Mandelson files reveal blistering attacks on Starmer and No 10
Mandelson called Starmer lacking verve and No 10 “beleaguered and bereft” as the government released another 1,000 pages of files.

Peter Mandelson’s private contempt for Keir Starmer and the No 10 operation was laid bare in another 1,000 pages of files that deepen a row over Labour’s judgment, its internal culture and the handling of his appointment as ambassador to the United States.
The second tranche of documents, published on 1 June 2026, pushed the disclosure into what ministers described as one of the largest government releases ever laid before Parliament. Darren Jones told the House of Commons that the Cabinet Office alone spent more than £1 million on the process, underscoring the scale of a political damage-control exercise that has become much bigger than one appointment.

At the centre of the new material is Mandelson’s blunt assessment of the Labour government after its poor local election results in May 2025. In a message to then Cabinet Office minister Pat McFadden, Mandelson said Starmer “lacks verve as does the Cabinet as a whole” and added that the government needed “more panache.” He said Labour’s problems “stem from the top,” described No 10 as “beleaguered and bereft,” and warned that the government did not “do policy, generally speaking, well enough.”
The papers also show Mandelson turning his fire on Labour MPs, relaying complaints that members were asking “who can we tax to pay benefits to others.” Those messages matter because they show a senior Labour figure not simply trading gossip, but diagnosing what he saw as a deeper weakness in the party’s political instincts and policy discipline.
The files widen the focus beyond Westminster sniping. They include exchanges with David Lammy, Pat McFadden, Torsten Bell and Louise Haigh, and one message to Lammy in which Mandelson said he would “never regret it” if appointed ambassador. Another episode captures Mandelson’s frustration over Donald Trump’s request for a red dispatch box with a gold crest and lettering, a scene Mandelson said was something out of “The Thick Of It.” Trump eventually got the box when Starmer presented it to him at Chequers.
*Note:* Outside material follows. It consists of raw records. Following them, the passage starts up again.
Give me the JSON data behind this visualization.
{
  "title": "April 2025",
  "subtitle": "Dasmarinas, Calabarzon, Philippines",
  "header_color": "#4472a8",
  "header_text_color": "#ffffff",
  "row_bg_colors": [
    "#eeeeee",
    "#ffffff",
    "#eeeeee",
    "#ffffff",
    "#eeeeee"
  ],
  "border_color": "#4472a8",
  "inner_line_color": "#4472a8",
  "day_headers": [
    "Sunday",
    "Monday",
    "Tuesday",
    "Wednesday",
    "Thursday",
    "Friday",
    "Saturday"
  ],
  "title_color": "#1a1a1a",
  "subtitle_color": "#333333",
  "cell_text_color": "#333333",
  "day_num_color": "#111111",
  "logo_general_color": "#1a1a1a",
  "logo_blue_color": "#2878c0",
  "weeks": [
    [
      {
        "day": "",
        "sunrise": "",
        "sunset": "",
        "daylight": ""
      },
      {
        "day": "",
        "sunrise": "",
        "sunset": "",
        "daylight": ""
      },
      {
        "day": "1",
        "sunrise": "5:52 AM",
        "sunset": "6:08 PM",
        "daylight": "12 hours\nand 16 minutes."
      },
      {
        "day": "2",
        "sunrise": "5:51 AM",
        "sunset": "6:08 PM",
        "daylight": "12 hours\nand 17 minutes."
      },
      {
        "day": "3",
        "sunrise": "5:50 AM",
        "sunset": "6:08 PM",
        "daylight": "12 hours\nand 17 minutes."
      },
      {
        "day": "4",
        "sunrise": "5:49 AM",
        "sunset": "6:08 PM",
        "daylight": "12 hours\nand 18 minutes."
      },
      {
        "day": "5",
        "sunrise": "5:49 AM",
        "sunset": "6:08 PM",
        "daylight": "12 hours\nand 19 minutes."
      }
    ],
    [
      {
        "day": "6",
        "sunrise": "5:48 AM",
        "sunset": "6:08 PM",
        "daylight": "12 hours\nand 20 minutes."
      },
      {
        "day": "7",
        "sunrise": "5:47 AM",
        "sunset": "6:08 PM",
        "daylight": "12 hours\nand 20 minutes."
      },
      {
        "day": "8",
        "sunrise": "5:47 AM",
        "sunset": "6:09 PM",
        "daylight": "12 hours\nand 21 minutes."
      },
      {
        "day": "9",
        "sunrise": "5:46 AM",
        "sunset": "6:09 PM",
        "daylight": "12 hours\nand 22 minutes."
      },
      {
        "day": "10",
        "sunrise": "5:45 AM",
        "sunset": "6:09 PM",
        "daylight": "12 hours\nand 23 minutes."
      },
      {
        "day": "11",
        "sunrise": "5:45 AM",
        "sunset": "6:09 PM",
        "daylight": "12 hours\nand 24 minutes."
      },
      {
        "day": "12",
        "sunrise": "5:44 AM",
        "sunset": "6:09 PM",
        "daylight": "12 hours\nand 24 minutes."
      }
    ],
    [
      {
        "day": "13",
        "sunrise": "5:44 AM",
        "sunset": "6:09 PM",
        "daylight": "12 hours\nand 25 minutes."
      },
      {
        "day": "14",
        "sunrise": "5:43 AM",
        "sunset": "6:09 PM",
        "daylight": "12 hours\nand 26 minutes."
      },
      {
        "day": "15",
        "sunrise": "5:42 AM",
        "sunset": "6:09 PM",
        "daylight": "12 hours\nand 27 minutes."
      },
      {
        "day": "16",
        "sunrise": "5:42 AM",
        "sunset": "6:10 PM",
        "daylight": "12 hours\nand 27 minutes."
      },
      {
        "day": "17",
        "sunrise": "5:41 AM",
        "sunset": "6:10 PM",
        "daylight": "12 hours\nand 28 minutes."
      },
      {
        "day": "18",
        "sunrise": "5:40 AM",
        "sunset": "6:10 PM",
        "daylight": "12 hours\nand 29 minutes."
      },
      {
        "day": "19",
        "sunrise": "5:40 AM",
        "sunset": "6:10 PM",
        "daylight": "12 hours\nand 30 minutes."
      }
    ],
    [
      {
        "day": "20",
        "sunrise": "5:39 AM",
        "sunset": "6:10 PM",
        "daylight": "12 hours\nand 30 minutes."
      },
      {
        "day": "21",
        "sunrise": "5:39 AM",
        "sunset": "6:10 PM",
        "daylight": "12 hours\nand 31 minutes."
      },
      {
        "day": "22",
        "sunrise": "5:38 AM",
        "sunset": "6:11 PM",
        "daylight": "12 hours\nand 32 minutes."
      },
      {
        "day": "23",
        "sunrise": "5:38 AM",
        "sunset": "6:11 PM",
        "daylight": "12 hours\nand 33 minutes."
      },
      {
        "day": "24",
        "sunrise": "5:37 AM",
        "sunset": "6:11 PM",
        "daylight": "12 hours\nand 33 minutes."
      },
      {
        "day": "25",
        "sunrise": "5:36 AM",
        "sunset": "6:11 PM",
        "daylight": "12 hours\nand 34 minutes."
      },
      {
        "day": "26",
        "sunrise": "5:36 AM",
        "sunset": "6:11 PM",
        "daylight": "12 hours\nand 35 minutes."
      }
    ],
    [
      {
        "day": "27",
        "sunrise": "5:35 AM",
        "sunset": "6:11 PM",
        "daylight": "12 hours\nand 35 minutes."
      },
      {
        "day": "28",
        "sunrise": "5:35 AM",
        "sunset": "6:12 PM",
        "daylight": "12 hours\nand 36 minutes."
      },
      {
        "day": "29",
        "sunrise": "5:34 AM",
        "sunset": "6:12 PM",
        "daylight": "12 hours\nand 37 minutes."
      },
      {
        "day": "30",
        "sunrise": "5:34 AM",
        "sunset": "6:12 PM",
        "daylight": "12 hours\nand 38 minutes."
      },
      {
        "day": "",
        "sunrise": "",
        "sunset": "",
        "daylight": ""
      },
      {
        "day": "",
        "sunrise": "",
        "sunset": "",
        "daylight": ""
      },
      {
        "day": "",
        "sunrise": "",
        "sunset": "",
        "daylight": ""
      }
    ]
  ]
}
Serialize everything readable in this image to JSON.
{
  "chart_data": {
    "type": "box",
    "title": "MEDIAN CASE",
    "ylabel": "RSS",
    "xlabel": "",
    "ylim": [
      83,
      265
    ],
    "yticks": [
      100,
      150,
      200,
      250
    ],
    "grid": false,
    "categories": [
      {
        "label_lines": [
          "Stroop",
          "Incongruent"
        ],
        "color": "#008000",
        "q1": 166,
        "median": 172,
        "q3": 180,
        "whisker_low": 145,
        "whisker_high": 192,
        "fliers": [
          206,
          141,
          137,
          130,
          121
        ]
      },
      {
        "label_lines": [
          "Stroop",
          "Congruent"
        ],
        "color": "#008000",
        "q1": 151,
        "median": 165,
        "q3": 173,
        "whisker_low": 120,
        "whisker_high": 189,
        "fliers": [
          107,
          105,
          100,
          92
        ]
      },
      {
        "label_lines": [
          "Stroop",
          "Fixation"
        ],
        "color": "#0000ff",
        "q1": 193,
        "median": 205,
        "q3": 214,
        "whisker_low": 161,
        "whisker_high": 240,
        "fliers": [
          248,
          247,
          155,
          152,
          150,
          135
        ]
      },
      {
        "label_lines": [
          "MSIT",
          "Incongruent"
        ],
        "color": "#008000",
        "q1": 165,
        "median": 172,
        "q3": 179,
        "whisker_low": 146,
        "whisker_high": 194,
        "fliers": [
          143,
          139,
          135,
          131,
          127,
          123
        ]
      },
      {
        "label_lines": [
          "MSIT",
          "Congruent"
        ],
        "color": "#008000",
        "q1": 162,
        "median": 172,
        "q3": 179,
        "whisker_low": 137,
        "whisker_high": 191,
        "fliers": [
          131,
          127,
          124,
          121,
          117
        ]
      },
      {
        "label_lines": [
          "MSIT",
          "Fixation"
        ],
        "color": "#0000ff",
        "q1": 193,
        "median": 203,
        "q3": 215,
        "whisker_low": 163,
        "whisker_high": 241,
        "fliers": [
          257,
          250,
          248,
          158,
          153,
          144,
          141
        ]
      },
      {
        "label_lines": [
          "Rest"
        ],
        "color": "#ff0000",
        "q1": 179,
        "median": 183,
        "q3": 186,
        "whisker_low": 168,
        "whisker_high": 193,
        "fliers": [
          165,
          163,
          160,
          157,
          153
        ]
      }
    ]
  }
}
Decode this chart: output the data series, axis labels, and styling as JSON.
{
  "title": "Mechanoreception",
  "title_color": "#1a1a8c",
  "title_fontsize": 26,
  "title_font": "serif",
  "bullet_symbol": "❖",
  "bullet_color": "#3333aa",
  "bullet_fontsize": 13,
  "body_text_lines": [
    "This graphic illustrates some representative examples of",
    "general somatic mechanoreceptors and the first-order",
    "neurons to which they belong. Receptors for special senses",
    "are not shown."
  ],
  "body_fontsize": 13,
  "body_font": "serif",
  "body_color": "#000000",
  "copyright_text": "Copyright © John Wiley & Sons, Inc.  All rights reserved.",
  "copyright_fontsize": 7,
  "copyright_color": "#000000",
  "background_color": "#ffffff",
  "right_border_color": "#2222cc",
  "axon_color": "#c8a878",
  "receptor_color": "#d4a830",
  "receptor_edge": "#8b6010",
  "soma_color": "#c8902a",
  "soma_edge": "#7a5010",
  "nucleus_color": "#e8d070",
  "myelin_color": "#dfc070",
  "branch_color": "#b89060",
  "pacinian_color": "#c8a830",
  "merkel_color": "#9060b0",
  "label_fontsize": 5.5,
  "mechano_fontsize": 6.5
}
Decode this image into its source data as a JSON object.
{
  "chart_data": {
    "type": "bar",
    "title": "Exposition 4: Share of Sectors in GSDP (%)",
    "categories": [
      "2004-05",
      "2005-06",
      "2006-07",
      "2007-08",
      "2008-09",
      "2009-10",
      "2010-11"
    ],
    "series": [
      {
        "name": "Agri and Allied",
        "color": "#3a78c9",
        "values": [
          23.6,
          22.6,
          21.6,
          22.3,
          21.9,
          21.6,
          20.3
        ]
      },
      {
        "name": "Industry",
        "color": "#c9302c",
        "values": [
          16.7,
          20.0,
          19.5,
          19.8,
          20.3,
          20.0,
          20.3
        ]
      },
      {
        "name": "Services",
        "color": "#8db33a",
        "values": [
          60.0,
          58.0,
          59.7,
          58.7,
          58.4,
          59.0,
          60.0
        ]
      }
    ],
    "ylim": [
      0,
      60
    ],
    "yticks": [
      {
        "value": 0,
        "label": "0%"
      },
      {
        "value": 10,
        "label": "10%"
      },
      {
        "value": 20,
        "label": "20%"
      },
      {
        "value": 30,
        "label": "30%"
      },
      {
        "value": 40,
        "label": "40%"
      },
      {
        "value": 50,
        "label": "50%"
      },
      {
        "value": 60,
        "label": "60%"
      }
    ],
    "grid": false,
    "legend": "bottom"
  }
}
The latest release also feeds the broader controversy over how seriously Labour treated warnings about Mandelson’s suitability. Earlier documents had already shown senior officials thought the appointment was “weirdly rushed,” with national security adviser Jonathan Powell among those raising concerns during vetting. The files suggest officials were scrambling to complete the process quickly, while some papers point to confusion over how much Mandelson had to disclose about foreign contacts.
What began as an attempt to strengthen ties with Trump’s White House has instead become a persistent embarrassment for Starmer, reopening questions about who knew what, when they knew it, and whether the government is now trying to contain the fallout from a politically explosive appointment.